You guys sure do like to paint with a wide brush. There is a very big difference between a cuck who is disrespected, abused and lied to and a man who is able to forgive a remorseful and truly repentant woman. I wonder if you will have the same black and white perspective of no tolerance, no grace, no forgiveness when you are standing before God in judgment.
It's a good story, but I'm not convinced. What happened to Miranda's father? And if she was 'pining' for her lost love, what was she doing in bed with her latest one-night stand?? This broad is a cheater looking to happen. But as a guy, I can't complain too much at having been given a cornucopia of sexual excess- even if only one time. It was only one time, wasn't it?? Steve was a stand-up guy with good friends. But still just a guy. SO...... 3 stars, the Bear liked the sex parts. Try again. Your writing is good.
The BEAR
I liked it. The lot's of detail in the story telling. However, reconcilation stories don't fair well here. That said. 5 stars. Looking forward to more from this aurthor.
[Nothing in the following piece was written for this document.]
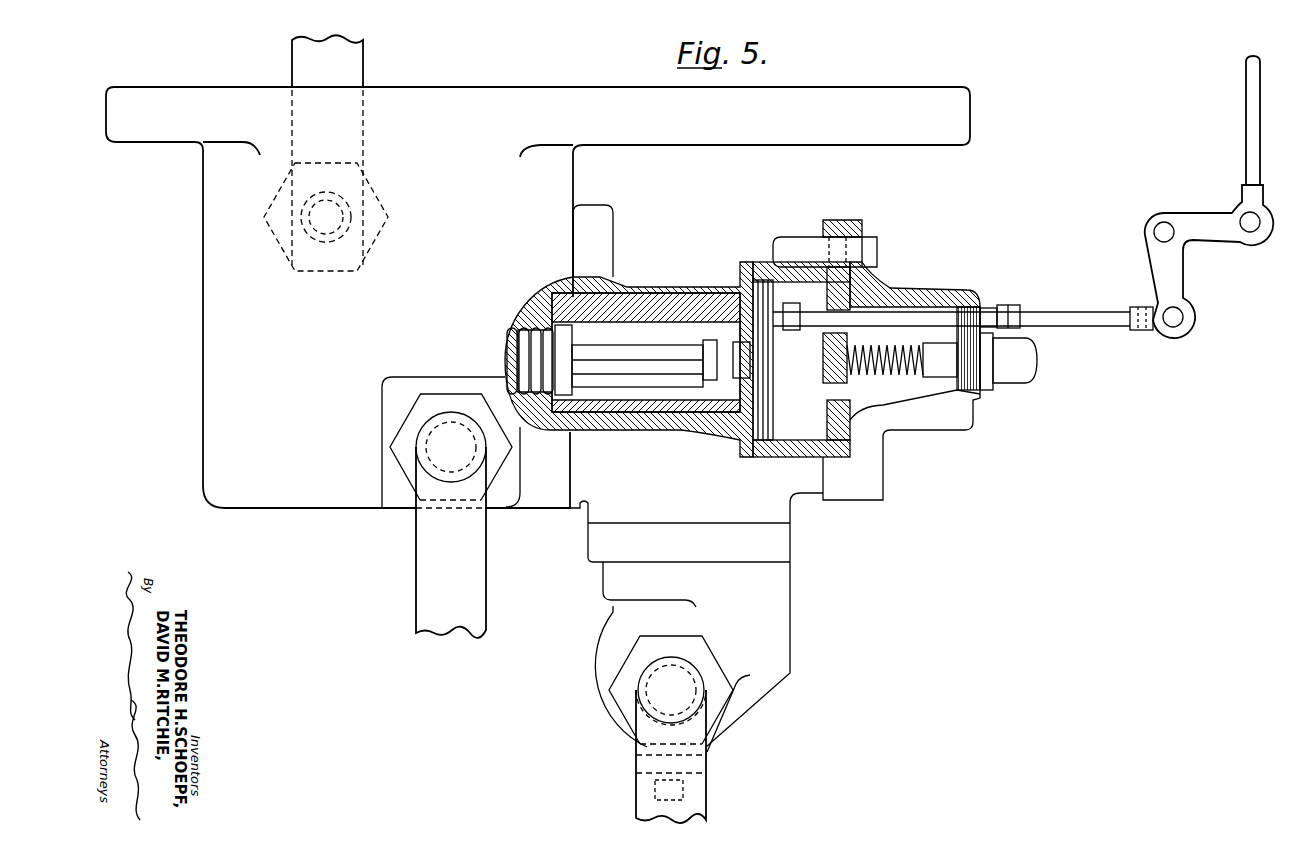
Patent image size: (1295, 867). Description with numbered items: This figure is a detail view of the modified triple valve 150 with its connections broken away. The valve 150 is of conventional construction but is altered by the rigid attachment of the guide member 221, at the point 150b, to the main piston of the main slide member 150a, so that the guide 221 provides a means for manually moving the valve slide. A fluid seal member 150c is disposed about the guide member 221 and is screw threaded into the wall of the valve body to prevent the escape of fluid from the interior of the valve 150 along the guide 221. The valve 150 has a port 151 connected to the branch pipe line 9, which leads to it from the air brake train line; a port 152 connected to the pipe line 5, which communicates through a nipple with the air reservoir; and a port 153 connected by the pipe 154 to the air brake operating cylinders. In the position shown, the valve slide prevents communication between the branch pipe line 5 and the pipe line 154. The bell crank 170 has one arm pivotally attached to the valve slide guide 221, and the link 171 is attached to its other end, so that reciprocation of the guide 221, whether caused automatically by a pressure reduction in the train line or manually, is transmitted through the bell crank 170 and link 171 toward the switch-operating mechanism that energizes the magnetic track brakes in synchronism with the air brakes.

I really want to know if there is a redemption arc for Rachel.
Five stars thank you for sharing your talent with us.
This was a good story in spite of the horrible grammar. I'm glad that I stuck with it but it wasn't easy. Usually, when the grammar is this amateurish, the story is bad as well. Thankfully, that wasn't the case here. I would say you need better editing, but it isn't right to blame the editor because the editor would have to change practically every sentence in the story. You really need to learn some basic English writing skills to go along with the good story telling.
Yes, it was disappointing to have no follow up for Rachel, but I guess she served her purpose in getting the hero in hospital. If he had already adopted the daughter, I don't see how the judge could have stripped him of his parental rights. Still, I gave you five stars.
She treated them badly for months and then left for a two week orgy vacation. Hard to get past that to the RAAC.